Having lived in a series of vintage houses, I've been fighting for closet space for more than 25 years. When we added a second floor onto the first Shady Rest in Wallingford, we included the most enormous walk-in closet you can imagine, with a cathedral ceiling, dressing room area, south facing windows, and a birdseye-maple door with Cotswold glass. It even had an attic storage closet off the dressing room. We took the glass door with us when we moved to the Shady Rest West, but unfortunately couldn't take that closet. The walk-in closet here (more of a walk-thru) is only half the size and has terrible track lighting (though not as terrible as the bare bulb that illuminated it when we first moved in). As a result, we have clothes in the attic, in the laundry room, and in a storage locker. Neither of our recent houses has had a closet in the entryway, but the current house does have a tiny closet (2 feet wide by not quite 2 feet deep) in the main floor hall outside the bathroom. Until last week it had a rod made from a broomhandle suspended between two loops of wire, an enormous fir shelf up top that kept the coats in permanent dimness, and a musty odor. Finally, after putting up with that for two years, we attacked!
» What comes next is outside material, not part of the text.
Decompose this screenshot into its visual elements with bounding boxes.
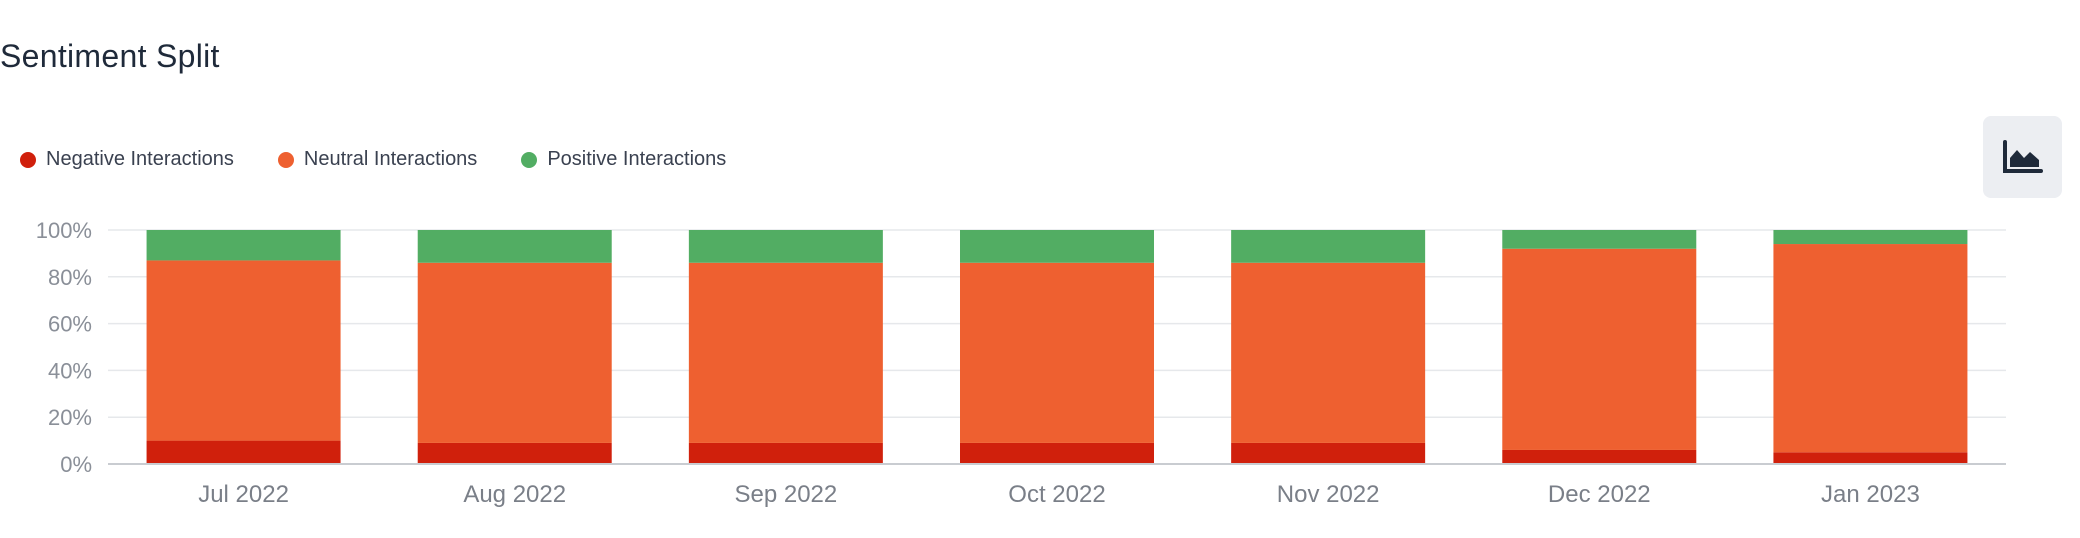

I ripped out the shelf and rod and assorted hardware and Zorg painted the interior a soft yellow. I installed a natural wood rod, centering it between the back of the closet and the door and raising it up four inches from the previous rod so the coats were no longer squished or dragging. Over the rod I set a shallow white wire shelf. Even though I don't usually like wire shelving, this maximized the amount of light from the hall entering the closet, plus made it possible to see what's on the high shelf from below. Zorg's caps, two dozen of them, had been thrown on the old shelf and had pretty much been lost for two years. Now they're on a special long oak cap hanger attached to the inside of the door--cheesy, but practical. Parallel to the cap hanger is a hemlock 1"x3" strip with brushed nickel J hooks where I'm planning to hang winter scarves. The last piece of equipment, scheduled to go in tomorrow, is a thin bathroom towel rack, 24" long, that we had left over from the upstairs bath refurbishing project. It goes in the back of the closet, about 2-1/2 feet up the wall, so we can hang umbrellas by the handles instead of having them falling over the floor of the closet.
The downside to this project involves our cat Socks. Previously, the squished coats made it difficult to close the closet door securely. This made it easy for Socks to pry open the door and sneak inside, bedding down in the forest of drooping coats for the day. From his viewpoint, this just another case of a neighborhood ruined by overdevelopment.